The movie centered on a baseball field built somewhere in a remote Iowa corn field. People from miles around came to see the games and take part in the sport. A line from this film, “If you build it, they will come,” has been in my mind ever since.
I once saw a brilliant yellow male American Goldfinch on a postcard many years ago. It was perched on a sprig of a forsythia bush that was just starting to burst its buds into small flowers and create a yellow ribbon of spring glory. What a magnificent sight it was! Wifeus was somewhat of a cook, painter and artist before golf claimed her life and she was able to duplicate this picture on the top of one of those painted, varnished wooden calendars with interchangeable pieces indicating days and months. It hangs in our kitchen today. I still marvel at its beauty and what were once Wifeus’ culinary and artistic achievements every time I look at it!
I love to maintain bird feeders year round and had several Goldfinch come to the feeders that winter. An idea came to me and I planted a forsythia bush just outside the patio door to see if I could make the postcard and calendar come to life. It took a couple of years for the shrub to bloom and, believe it or not, one beautiful morning just after the Goldfinch males had turned their stunning yellow-gold mating color, I had a living picture of a male gold finch on the forsythia bush right before my very eyes.

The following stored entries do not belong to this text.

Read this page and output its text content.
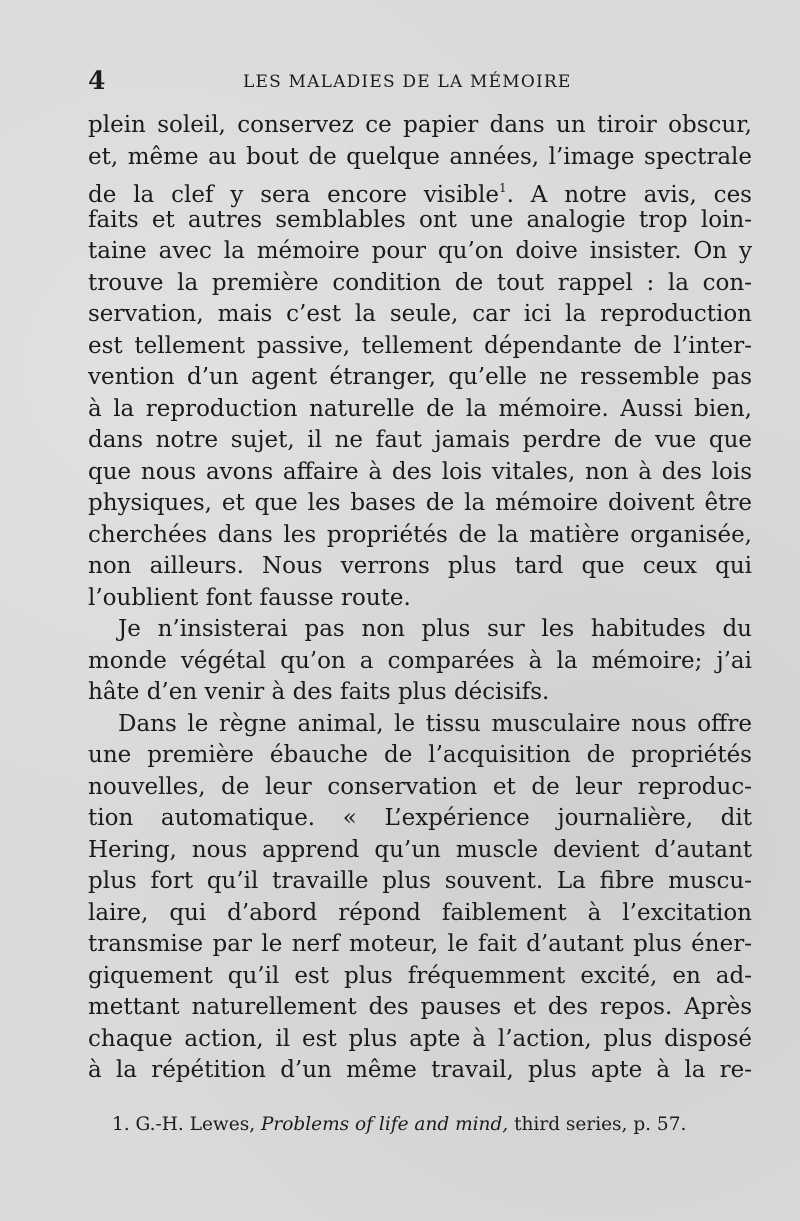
4	LES MALADIES DE LA MÉMOIRE
plein soleil, conservez ce papier dans un tiroir obscur,
et, même au bout de quelque années, l’image spectrale
de la clef y sera encore visible$^1$. A notre avis, ces
faits et autres semblables ont une analogie trop loin-
taine avec la mémoire pour qu’on doive insister. On y
trouve la première condition de tout rappel : la con-
servation, mais c’est la seule, car ici la reproduction
est tellement passive, tellement dépendante de l’inter-
vention d’un agent étranger, qu’elle ne ressemble pas
à la reproduction naturelle de la mémoire. Aussi bien,
dans notre sujet, il ne faut jamais perdre de vue que
que nous avons affaire à des lois vitales, non à des lois
physiques, et que les bases de la mémoire doivent être
cherchées dans les propriétés de la matière organisée,
non ailleurs. Nous verrons plus tard que ceux qui
l’oublient font fausse route.
Je n’insisterai pas non plus sur les habitudes du
monde végétal qu’on a comparées à la mémoire; j’ai
hâte d’en venir à des faits plus décisifs.
Dans le règne animal, le tissu musculaire nous offre
une première ébauche de l’acquisition de propriétés
nouvelles, de leur conservation et de leur reproduc-
tion automatique. « L’expérience journalière, dit
Hering, nous apprend qu’un muscle devient d’autant
plus fort qu’il travaille plus souvent. La fibre muscu-
laire, qui d’abord répond faiblement à l’excitation
transmise par le nerf moteur, le fait d’autant plus éner-
giquement qu’il est plus fréquemment excité, en ad-
mettant naturellement des pauses et des repos. Après
chaque action, il est plus apte à l’action, plus disposé
à la répétition d’un même travail, plus apte à la re-
1. G.-H. Lewes, Problems of life and mind, third series, p. 57.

My father passed away in the summer of 1995 and I was lost, to say the least. My outdoor adventures would never be the same. Our fishing boat was the loneliest place to be and, other than just his presence, down at the lake was where I missed him the most. One day I made a plywood stand and placed it in the front of the little V-bottomed boat where he use to sit for a bird dog or two to accompany me fishing. It’s easy to recollect ‘Old Stick’ caught just as many fish… Pop never was much of a fisherman, but her barking at fish I caught, and at Sea-Doos never held a candle to the banter Dad and I shared. We always had a good time on the water, or hunting for that matter, whether we harvested anything or not.

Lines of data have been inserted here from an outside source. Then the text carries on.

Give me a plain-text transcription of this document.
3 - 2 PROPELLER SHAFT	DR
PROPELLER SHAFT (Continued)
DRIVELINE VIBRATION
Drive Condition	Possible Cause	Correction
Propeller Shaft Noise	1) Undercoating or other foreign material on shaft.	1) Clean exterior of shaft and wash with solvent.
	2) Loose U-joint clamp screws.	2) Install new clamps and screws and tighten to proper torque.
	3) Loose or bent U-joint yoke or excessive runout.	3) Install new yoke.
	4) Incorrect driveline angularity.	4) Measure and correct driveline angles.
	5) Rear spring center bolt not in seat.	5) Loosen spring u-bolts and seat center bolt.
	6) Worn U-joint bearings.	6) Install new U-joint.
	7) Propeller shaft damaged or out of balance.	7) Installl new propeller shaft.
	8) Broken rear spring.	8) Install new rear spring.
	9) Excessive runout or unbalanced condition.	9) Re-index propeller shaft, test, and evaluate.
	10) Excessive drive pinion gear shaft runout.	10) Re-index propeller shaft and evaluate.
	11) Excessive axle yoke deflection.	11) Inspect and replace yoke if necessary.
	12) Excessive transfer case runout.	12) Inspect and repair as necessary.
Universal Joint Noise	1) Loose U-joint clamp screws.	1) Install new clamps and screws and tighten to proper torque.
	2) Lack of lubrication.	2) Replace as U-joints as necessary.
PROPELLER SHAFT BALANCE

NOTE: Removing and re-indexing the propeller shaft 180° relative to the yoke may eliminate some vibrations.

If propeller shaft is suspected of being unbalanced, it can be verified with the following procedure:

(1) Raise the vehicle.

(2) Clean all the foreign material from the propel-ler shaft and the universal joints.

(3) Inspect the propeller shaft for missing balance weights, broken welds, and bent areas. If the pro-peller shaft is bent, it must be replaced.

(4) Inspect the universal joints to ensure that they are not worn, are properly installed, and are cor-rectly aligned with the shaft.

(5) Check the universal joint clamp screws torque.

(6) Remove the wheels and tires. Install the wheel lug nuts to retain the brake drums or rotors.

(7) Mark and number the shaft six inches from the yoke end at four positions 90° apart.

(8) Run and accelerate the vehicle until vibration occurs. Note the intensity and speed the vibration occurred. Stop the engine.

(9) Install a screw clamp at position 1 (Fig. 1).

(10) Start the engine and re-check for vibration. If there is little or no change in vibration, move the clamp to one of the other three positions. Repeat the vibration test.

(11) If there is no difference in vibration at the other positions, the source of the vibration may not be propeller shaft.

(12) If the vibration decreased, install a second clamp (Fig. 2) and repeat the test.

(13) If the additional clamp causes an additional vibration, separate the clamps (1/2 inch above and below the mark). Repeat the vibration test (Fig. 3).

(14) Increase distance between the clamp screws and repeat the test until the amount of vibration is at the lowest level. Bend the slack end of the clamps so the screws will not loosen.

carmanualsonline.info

Time healed this emptiness and now I have two energetic grandkids to keep me company whenever opportunity presents itself. My father passed a passion to me many years ago concerning the outdoors and these kids will know our natural world. I pray the ideas I plant in their young minds and the experiences we share together will fruit into a lifetime of love for the outdoors, wildlife appreciation and respect for all living things.
And hopefully my grandson, though just seven and a half, will learn to appreciate women, especially their physical achievements in sports and the great outdoors. The sooner the better I might add. On a recent outing at Council Grove City Lake after his sister had caught two catfish and he strung the next three using my father’s old fishing pole, with a smile on his face, Peyton put his foot in his mouth (something else he learned from me) by chiming, “What’s going on in the back of the boat? Why aren’t you girls catching any fish?” Before I could warn him about the consequences of making such a statement and riling the women, Sydney, his younger sister, had a fish on! We quit counting after that. Pop would have been proud!